How to format and work with Arabic in your favourite word processor

← Back to Blog
📅 March 15, 2025 ⏱️ 6 min read

Once you’ve typed your Arabic text using an online keyboard, the next step is getting it into your word processing documents looking correct. Both Microsoft Word and Google Docs support Arabic fully, but a few settings make the experience much smoother.

Copying Arabic Text Into Word or Google Docs

Type your Arabic text at keyboard-arabic.org, then click Copy Text. In your Word or Google Doc, place your cursor where you want the text and press Ctrl+V (or Cmd+V on Mac). The Arabic text will paste correctly with Unicode encoding preserved.

Microsoft Word: Setting Right-to-Left Direction

By default, a Word paragraph is left-to-right. When you paste Arabic text, Word should auto-detect the language and switch direction, but if it doesn’t, you can set it manually. Select the Arabic text, then click the Right-to-Left paragraph direction button on the Home tab (it looks like a reversed ¶ symbol). Alternatively, use Ctrl+Shift+R as a shortcut.

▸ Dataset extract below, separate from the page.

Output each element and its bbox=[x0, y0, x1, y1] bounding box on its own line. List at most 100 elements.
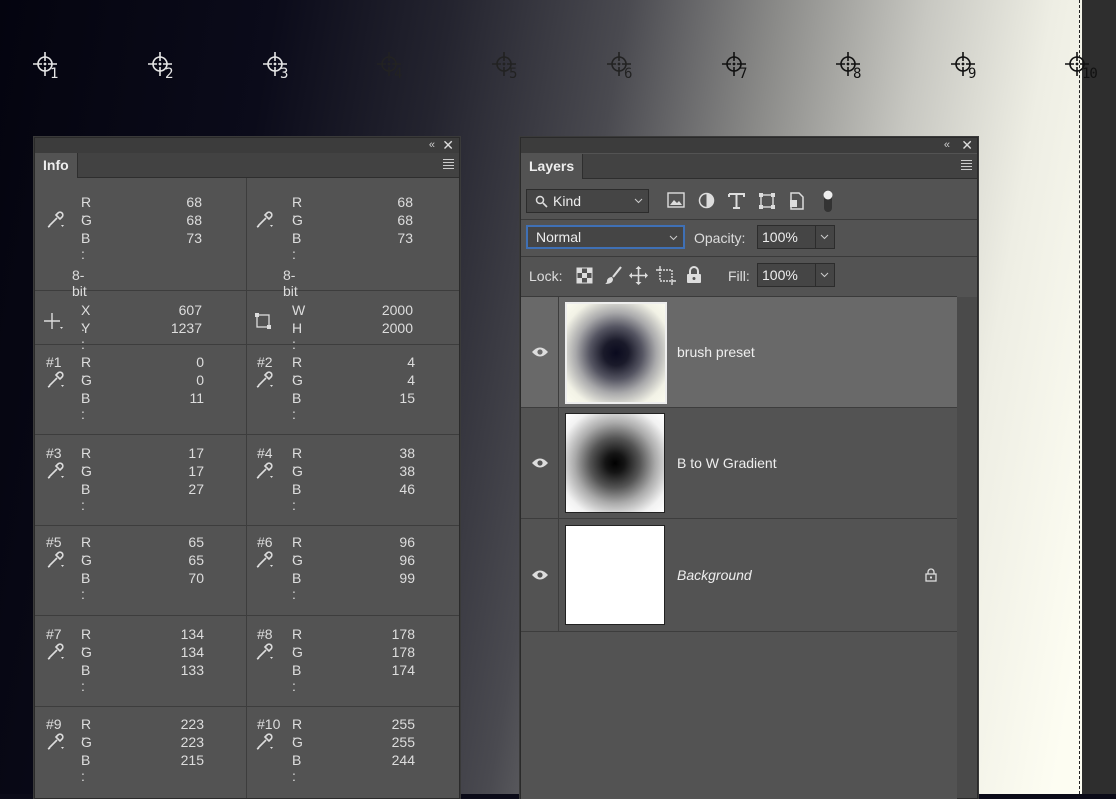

For a whole document, go to Layout → Text Direction or set the document language to Arabic via Review → Language → Set Proofing Language.

Microsoft Word: Arabic Fonts

Most Arabic fonts that come with Windows work well in Word. Recommended options are Times New Roman (which has surprisingly good Arabic coverage for a mixed-script font), Arial, Tahoma, or for a more authentic Arabic feel, Traditional Arabic or Simplified Arabic (both included in Windows). For professional documents, consider downloading Noto Naskh Arabic or Amiri from Google Fonts.

Google Docs: Arabic Support

Google Docs handles Arabic automatically. When you paste Arabic text, it detects the RTL direction and displays it correctly. However, for the full document to be in Arabic layout (including paragraph alignment), go to Format → Paragraph styles → Normal text → Update ‘Normal text’ to match after right-aligning your text, or set the page direction via Format → Text → Right-to-left.

Font Size for Arabic in Documents

Arabic fonts tend to be optically smaller than Latin fonts at the same point size, partly because of the proportion of letters with ascenders/descenders. A common rule of thumb: if your body text is 12pt Latin, use 14pt for Arabic to achieve a similar visual size. Adjust based on the specific font you’re using.

Mixed Arabic and English Documents

When a document contains both Arabic and English text, Word and Google Docs handle bidirectional rendering automatically. Set the dominant language direction to match the majority of your content. Use text direction controls at the paragraph level for individual paragraphs that differ from the document’s default direction.

Printing Arabic Documents

Arabic documents print correctly on any standard printer as long as the font is embedded in the document. In Word, when saving as PDF, use File → Save As → PDF → Options → ISO 19005-1 compliant (PDF/A) to ensure fonts are embedded for maximum compatibility.